Der Tonfall wird rauer zwischen den Bewerbern Deutschland und Türkei um das EM-Turnier 2024. DFB-Präsident Reinhard Grindel kritisiert die Zugeständnisse der türkischen Seite. Uefa-Boss Ceferin hält sich bedeckt.
DFB-Präsident Reinhard GRindel

DFB-Präsident Reinhard GRindel

Foto: ANDREAS GEBERT/ REUTERS

Kurz vor der Vergabe der Fußball-EM 2024 hat DFB-Präsident Reinhard Grindel den Ton gegenüber dem einzigen Konkurrenten verschärft. "Wir haben natürlich darauf aufmerksam gemacht, dass unsere Mitbewerber aus der Türkei so ziemlich alles garantieren, was nicht niet- und nagelfest ist. Die Kollegen aus der UEFA-Exekutive wissen aber ganz genau, was wir Deutsche leisten können. Insbesondere, wenn wir sagen, das kostet einen Euro und dafür bekommt ihr einen Euro, dass das auch noch 2024 gilt", sagte Grindel in der ZDF-"Sportreportage".

Das Exekutivkomitee der Europäischen Fußball-Union kürt den übernächsten EM-Ausrichter am Donnerstag in Nyon. Der DFB setzt im Wettstreit mit der Türkei auch auf die Themen Menschenrechte und wirtschaftliche Verlässlichkeit. "Mit uns Deutschen hat man bei der UEFA gute Erfahrungen gemacht. Wir haben Champions-League-Finals durchgeführt, wo man erkennen konnte, dass das, was wir vorher zugesagt haben, auch eingehalten wurde", sagte Grindel.

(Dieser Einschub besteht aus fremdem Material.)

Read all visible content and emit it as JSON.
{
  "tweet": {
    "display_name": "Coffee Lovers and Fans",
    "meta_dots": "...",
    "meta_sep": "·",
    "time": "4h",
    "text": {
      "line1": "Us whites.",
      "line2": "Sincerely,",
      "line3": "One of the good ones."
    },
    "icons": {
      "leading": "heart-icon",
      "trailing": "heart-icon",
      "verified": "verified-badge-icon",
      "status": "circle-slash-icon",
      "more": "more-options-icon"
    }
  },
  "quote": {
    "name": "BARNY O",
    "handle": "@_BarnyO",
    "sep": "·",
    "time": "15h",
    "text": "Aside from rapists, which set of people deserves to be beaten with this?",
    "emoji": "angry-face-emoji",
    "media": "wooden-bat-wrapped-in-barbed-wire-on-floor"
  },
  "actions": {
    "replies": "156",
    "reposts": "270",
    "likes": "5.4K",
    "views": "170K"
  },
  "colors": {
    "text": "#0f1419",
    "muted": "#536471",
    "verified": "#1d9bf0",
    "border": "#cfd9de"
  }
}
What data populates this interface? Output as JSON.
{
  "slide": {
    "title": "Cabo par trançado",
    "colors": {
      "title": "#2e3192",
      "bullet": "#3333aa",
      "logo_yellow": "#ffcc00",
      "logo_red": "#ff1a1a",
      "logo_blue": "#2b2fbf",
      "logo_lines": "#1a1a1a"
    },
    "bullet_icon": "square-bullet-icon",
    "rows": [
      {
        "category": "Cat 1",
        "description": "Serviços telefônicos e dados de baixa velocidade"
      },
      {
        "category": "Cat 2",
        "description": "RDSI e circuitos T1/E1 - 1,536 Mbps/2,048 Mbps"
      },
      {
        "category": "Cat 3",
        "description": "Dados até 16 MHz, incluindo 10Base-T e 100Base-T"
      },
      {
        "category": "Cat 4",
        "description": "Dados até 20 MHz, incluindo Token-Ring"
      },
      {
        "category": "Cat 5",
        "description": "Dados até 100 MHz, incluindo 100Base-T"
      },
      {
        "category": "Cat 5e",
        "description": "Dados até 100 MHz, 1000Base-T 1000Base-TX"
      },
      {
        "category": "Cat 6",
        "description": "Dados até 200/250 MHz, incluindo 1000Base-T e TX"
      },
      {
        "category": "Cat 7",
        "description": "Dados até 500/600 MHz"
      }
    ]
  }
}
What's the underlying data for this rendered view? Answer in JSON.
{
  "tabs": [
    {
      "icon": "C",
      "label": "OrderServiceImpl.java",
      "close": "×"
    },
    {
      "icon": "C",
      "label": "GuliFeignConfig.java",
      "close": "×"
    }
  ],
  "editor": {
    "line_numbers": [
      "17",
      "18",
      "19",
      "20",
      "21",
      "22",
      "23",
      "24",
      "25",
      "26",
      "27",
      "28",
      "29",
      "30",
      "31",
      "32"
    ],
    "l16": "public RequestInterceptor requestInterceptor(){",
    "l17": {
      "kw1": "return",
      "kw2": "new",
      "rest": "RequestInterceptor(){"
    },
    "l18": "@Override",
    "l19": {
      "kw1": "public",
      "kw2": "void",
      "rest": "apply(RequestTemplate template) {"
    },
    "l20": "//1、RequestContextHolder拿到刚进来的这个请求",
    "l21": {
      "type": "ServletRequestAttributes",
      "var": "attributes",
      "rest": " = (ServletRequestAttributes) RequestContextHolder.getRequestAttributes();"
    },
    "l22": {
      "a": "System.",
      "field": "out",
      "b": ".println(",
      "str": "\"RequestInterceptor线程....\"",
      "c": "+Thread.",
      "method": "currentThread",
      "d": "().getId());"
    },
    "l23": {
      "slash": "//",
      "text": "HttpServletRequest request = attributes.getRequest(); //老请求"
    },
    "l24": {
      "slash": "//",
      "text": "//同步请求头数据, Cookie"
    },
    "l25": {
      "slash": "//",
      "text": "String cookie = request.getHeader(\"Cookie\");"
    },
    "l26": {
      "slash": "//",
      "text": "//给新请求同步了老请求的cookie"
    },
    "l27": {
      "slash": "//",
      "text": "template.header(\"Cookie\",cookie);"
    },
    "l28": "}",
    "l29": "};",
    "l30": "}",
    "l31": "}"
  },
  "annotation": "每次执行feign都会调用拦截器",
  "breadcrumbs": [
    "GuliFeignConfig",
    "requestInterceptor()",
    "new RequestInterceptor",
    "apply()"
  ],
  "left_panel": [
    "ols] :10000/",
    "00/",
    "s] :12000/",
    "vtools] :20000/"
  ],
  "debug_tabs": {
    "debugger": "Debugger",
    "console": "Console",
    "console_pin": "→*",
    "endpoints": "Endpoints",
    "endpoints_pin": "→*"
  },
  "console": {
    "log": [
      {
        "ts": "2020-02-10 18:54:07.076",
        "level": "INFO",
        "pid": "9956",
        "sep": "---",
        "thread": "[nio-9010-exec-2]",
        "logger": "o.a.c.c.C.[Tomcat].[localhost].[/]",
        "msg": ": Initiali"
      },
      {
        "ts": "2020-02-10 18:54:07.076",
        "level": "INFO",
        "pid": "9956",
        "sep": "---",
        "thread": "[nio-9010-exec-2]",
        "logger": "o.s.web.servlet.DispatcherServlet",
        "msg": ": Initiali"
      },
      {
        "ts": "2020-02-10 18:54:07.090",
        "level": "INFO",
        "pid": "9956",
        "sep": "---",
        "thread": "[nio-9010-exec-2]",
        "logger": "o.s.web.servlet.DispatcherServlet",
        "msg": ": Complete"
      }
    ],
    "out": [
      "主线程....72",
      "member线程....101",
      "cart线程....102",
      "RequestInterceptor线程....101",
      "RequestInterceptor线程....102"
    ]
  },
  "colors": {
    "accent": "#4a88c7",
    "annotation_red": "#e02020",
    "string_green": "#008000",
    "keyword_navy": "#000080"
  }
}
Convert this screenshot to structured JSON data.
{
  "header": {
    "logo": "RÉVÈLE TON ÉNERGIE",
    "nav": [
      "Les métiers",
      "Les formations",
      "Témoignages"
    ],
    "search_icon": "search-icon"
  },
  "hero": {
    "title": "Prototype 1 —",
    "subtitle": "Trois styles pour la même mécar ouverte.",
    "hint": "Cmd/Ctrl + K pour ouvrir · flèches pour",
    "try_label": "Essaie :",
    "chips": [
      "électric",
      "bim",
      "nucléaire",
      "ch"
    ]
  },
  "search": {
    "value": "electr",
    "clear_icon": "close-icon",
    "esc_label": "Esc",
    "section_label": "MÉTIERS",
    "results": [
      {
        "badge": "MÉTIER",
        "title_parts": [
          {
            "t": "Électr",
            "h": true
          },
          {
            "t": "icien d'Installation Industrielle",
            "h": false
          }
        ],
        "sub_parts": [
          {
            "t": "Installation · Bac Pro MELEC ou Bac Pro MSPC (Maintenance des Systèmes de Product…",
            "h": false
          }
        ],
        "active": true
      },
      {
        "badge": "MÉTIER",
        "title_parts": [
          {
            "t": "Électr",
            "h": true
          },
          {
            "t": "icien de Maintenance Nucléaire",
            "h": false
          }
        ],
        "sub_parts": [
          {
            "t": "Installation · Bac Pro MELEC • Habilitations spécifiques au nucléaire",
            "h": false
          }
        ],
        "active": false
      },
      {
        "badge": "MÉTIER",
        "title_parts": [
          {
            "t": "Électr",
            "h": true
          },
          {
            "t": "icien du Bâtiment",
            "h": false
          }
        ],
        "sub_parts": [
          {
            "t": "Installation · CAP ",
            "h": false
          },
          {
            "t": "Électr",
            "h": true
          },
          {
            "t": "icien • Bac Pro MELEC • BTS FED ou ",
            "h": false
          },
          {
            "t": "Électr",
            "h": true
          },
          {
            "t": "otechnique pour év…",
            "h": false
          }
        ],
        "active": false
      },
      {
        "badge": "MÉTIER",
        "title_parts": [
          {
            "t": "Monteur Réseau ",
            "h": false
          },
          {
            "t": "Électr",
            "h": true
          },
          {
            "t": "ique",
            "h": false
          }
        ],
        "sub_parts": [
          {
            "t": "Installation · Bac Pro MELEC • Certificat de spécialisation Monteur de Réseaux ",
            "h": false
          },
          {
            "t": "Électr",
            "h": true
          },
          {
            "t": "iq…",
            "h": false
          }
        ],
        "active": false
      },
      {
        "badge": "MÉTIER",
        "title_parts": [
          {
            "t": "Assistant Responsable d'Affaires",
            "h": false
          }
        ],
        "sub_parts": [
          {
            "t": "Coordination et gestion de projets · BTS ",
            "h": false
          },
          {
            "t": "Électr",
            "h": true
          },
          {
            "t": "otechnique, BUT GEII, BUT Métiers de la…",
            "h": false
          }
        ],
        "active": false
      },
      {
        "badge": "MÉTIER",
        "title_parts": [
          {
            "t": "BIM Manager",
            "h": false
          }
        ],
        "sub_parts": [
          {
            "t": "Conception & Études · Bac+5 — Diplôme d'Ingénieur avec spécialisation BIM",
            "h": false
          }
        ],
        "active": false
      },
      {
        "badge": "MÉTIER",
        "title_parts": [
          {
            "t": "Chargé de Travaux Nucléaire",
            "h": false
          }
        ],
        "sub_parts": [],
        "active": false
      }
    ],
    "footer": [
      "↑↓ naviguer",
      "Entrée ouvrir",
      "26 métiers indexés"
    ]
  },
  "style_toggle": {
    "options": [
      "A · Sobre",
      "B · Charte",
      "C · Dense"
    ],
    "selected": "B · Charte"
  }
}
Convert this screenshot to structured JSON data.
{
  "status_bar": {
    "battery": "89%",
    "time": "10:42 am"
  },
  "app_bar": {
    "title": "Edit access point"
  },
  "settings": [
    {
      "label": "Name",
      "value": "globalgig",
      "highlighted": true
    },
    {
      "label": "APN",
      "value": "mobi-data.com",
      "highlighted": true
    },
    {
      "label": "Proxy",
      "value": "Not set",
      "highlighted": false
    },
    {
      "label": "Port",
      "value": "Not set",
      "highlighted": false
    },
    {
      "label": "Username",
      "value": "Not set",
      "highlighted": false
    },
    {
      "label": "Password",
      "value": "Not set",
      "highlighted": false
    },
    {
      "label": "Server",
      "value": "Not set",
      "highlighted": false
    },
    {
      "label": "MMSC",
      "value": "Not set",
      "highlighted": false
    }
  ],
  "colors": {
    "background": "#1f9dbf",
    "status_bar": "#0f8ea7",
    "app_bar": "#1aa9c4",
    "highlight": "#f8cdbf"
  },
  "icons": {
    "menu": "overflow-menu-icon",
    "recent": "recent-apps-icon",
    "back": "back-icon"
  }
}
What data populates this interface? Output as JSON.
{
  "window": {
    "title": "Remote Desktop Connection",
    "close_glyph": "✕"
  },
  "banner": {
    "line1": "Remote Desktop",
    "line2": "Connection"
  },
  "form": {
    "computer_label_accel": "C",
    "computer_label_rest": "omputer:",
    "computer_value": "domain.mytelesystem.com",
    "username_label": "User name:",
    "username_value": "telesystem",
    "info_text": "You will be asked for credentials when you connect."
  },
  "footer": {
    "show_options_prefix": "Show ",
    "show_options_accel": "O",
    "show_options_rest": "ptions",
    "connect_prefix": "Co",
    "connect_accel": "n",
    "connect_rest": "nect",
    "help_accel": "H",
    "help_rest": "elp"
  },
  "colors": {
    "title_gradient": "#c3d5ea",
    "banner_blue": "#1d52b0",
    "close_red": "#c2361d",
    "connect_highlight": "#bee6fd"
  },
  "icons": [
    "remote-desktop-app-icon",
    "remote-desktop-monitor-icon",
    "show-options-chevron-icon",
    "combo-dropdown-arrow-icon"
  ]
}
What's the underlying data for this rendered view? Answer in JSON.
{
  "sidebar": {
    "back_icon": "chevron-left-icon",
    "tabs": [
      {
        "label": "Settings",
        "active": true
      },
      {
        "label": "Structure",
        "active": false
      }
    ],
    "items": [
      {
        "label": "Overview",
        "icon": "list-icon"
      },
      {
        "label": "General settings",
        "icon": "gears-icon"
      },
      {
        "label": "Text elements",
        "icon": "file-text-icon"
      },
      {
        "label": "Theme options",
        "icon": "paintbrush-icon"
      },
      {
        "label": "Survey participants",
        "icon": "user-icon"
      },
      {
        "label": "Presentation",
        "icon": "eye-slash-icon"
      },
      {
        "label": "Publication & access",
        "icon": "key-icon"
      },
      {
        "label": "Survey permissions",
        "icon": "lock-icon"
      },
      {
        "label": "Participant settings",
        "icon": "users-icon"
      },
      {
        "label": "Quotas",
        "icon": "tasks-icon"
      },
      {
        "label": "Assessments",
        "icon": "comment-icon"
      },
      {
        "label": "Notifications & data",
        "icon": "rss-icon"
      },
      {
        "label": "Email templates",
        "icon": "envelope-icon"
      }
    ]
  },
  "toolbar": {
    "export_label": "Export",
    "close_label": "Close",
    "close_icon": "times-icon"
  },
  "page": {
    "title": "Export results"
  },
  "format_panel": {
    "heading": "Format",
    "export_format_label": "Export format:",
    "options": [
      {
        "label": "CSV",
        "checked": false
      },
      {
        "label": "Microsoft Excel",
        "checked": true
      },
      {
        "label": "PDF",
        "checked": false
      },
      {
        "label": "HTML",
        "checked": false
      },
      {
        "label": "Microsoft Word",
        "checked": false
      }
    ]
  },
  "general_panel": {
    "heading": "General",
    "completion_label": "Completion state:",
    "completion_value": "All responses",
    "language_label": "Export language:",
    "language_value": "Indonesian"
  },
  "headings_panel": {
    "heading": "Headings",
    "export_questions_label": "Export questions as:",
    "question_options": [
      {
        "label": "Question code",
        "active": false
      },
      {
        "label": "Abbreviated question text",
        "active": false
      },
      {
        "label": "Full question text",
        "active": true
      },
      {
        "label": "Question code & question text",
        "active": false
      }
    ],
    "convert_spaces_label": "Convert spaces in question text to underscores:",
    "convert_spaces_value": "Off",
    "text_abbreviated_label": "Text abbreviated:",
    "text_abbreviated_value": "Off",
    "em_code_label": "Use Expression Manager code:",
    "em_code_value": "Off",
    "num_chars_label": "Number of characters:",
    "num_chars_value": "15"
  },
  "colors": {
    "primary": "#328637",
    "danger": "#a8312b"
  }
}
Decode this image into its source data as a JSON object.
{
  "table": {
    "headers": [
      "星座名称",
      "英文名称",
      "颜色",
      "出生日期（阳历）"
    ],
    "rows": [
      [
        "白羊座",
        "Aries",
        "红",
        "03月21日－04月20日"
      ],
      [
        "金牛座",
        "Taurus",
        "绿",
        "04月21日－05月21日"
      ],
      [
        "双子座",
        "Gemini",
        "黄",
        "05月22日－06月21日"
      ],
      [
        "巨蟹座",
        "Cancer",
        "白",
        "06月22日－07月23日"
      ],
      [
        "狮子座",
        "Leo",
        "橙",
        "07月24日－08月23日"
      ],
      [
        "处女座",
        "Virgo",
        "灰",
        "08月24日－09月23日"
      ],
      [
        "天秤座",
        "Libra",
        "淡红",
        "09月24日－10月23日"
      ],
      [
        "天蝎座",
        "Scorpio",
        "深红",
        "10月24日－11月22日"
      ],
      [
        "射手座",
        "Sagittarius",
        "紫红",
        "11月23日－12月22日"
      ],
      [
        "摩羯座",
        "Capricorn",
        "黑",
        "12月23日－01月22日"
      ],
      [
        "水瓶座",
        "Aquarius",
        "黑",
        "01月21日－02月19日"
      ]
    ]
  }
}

Uefa-Präsident Aleksander Ceferin, der am Donnerstag stimmberechtigt ist und bei einem Patt den Ausschlag geben würde, äußerte sich wie zuletzt verklausuliert zur Lage in der Türkei. "Ich rede nicht gerne über politische Situationen oder Dinge, nur wenn es absolut notwendig ist. Das einzige, was ich dazu sage ist, dass wir das natürlich im Auge haben und die Bewerbung ganz genau überprüfen. Das Exekutivkomitee wird die Wahl treffen. Ich vertraue meinen Kollegen, sie werden korrekt und transparent entscheiden", sagte der Slowene. Gewinnmaximierung sei für die Uefa wichtig.

In ihrem am Freitag veröffentlichten Evaluationsbericht hatte die Uefa die deutsche Bewerbung insgesamt besser bewertet und besonders die Menschenrechtslage in der Türkei als Manko benannt.